Chinese Internet Giant starts mining for Bitcoins

 Baidu, the Beijing headquartered Chinese Internet Giant, has launched a web service called Baidu Jinkuang which taps into unused hard disk space and extra bandwidth space of users to mine Bitcoins in exchange for real money.
Baidu in a statement put out some caveats to its users for this program which include a computer equipped with at least a "16-core CPU, 64 gigabyte of storage and 1 gigabit broadband network connection," according to a report in the South China Morning Post.
Once the initial requirements are met the technical team behind Baidu Jinkuang claim that by harnessing peer to peer content delivery networks, or in layman term, leasing the processing power of computers and banding them together to increase processing output...the rate at which Bitcoins will be mined will improve.

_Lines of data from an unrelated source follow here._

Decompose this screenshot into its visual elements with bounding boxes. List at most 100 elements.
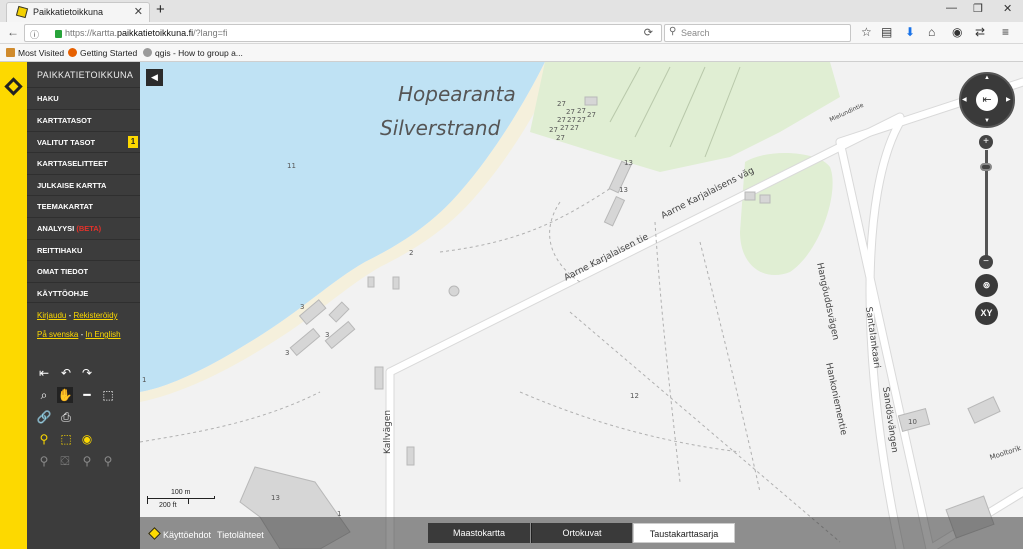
undo-icon[interactable]: ↶ [58,365,74,381]
register-link[interactable]: Rekisteröidy [74,311,118,320]
measure-area-icon[interactable]: ⬚ [100,387,116,403]
browser-tab[interactable]: Paikkatietoikkuna ✕ [6,2,150,22]
xy-coordinate-button[interactable]: XY [975,302,998,325]
bookmark-star-icon[interactable]: ☆ [861,25,872,39]
menu-omat-tiedot[interactable]: OMAT TIEDOT [27,260,140,281]
menu-analyysi[interactable]: ANALYYSI (BETA) [27,217,140,238]
reset-map-icon[interactable]: ⇤ [974,87,1000,113]
window-close-icon[interactable]: ✕ [1003,2,1012,15]
pan-hand-icon[interactable]: ✋ [57,387,73,403]
bookmark-label: Getting Started [80,48,138,58]
map-number: 27 [549,126,558,134]
pan-down-icon[interactable]: ▼ [984,118,990,124]
measure-line-icon[interactable]: ━ [79,387,95,403]
sea-area [140,62,545,392]
zoom-slider-handle[interactable] [980,163,992,171]
url-prefix: https://kartta. [65,28,118,38]
menu-label: KARTTATASOT [37,116,92,125]
link-icon[interactable]: 🔗 [36,409,52,425]
map-number: 27 [557,100,566,108]
select-area-icon[interactable]: ⬚ [58,431,74,447]
separator: - [80,330,84,339]
remove-marker-icon[interactable]: ⚲ [100,453,116,469]
my-location-button[interactable]: ⊚ [975,274,998,297]
close-tab-icon[interactable]: ✕ [134,5,143,18]
url-suffix: /?lang=fi [193,28,228,38]
bookmark-getting-started[interactable]: Getting Started [68,48,137,58]
new-tab-icon[interactable]: + [156,1,165,18]
add-point-icon[interactable]: ⚲ [36,453,52,469]
add-area-icon[interactable]: ⛋ [57,453,73,469]
pan-right-icon[interactable]: ▶ [1006,96,1011,103]
selected-layers-badge: 1 [128,136,138,148]
basemap-taustakarttasarja[interactable]: Taustakarttasarja [633,523,735,543]
login-links: Kirjaudu - Rekisteröidy [37,311,118,320]
search-icon: ⚲ [669,26,677,37]
home-icon[interactable]: ⌂ [928,25,935,39]
swedish-link[interactable]: På svenska [37,330,78,339]
search-placeholder: Search [681,28,710,38]
menu-karttatasot[interactable]: KARTTATASOT [27,109,140,130]
menu-karttaselitteet[interactable]: KARTTASELITTEET [27,152,140,173]
menu-reittihaku[interactable]: REITTIHAKU [27,239,140,260]
reset-view-icon[interactable]: ⇤ [36,365,52,381]
terms-link[interactable]: Käyttöehdot [163,530,211,540]
menu-julkaise-kartta[interactable]: JULKAISE KARTTA [27,174,140,195]
map-number: 10 [908,418,917,426]
reload-icon[interactable]: ⟳ [644,26,653,39]
place-name-fi: Hopearanta [398,82,516,106]
map-number: 2 [409,249,414,257]
map-canvas [140,62,1023,549]
bookmark-label: Most Visited [18,48,65,58]
menu-label: OMAT TIEDOT [37,267,89,276]
redo-icon[interactable]: ↷ [79,365,95,381]
login-link[interactable]: Kirjaudu [37,311,66,320]
menu-teemakartat[interactable]: TEEMAKARTAT [27,195,140,216]
back-icon[interactable]: ← [7,25,19,39]
bookmarks-bar: Most Visited Getting Started qgis - How … [0,44,1023,62]
pocket-icon[interactable]: ◉ [952,25,962,39]
map-number: 27 [556,134,565,142]
wfs-tool-icon[interactable]: ◉ [79,431,95,447]
pan-left-icon[interactable]: ◀ [962,96,967,103]
scale-bar: 100 m 200 ft [147,489,215,509]
menu-haku[interactable]: HAKU [27,87,140,108]
sources-link[interactable]: Tietolähteet [217,530,264,540]
zoom-out-button[interactable]: − [979,255,993,269]
menu-label: JULKAISE KARTTA [37,181,107,190]
menu-label: HAKU [37,94,59,103]
site-info-icon[interactable]: ⓘ [30,28,39,41]
menu-valitut-tasot[interactable]: VALITUT TASOT 1 [27,131,140,152]
search-input[interactable]: ⚲ Search [664,24,851,42]
bookmark-most-visited[interactable]: Most Visited [6,48,64,58]
sync-icon[interactable]: ⇄ [975,25,985,39]
menu-label: ANALYYSI [37,224,75,233]
brand-title: PAIKKATIETOIKKUNA [37,70,134,80]
menu-label: TEEMAKARTAT [37,202,93,211]
bookmark-label: qgis - How to group a... [155,48,243,58]
pan-up-icon[interactable]: ▲ [984,75,990,81]
url-bar[interactable]: ⓘ https://kartta.paikkatietoikkuna.fi/?l… [24,24,662,42]
add-line-icon[interactable]: ⚲ [79,453,95,469]
map-view[interactable]: Hopearanta Silverstrand Aarne Karjalaise… [140,62,1023,549]
pan-control[interactable]: ▲ ▼ ◀ ▶ ⇤ [959,72,1015,128]
collapse-sidebar-button[interactable]: ◀ [146,69,163,86]
minimize-icon[interactable]: — [946,2,957,14]
reading-list-icon[interactable]: ▤ [881,25,892,39]
feature-info-icon[interactable]: ⚲ [36,431,52,447]
bookmark-qgis[interactable]: qgis - How to group a... [143,48,243,58]
print-icon[interactable]: ⎙ [58,409,74,425]
folder-icon [6,48,15,57]
map-number: 27 [567,116,576,124]
downloads-icon[interactable]: ⬇ [905,25,915,39]
restore-icon[interactable]: ❐ [973,2,983,15]
menu-kayttoohje[interactable]: KÄYTTÖOHJE [27,282,140,303]
english-link[interactable]: In English [86,330,121,339]
menu-icon[interactable]: ≡ [1002,25,1009,39]
zoom-box-icon[interactable]: ⌕ [36,387,52,403]
zoom-in-button[interactable]: + [979,135,993,149]
map-number: 27 [577,107,586,115]
menu-label: VALITUT TASOT [37,138,96,147]
basemap-ortokuvat[interactable]: Ortokuvat [531,523,632,543]
basemap-maastokartta[interactable]: Maastokartta [428,523,530,543]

Bitcoins are a part of a rising new genre of digital payments called 'cryptocurrencies' that work on blockchain technology with no centralised administrator. The value of a single Bitcoin has ballooned to over $8,000 this year from its humble beginnings of $10 a Bitcoin in 2012, with China being the leading 'miner' of Bitcoins.
Baidu, often called the Google of China, is well known for its ubiquitous search engine that operates within the boundaries of the 'Great Firewall of China' a tongue in cheek jibe at the Golden Shield Project, which is China's internet censorship and surveillance tool.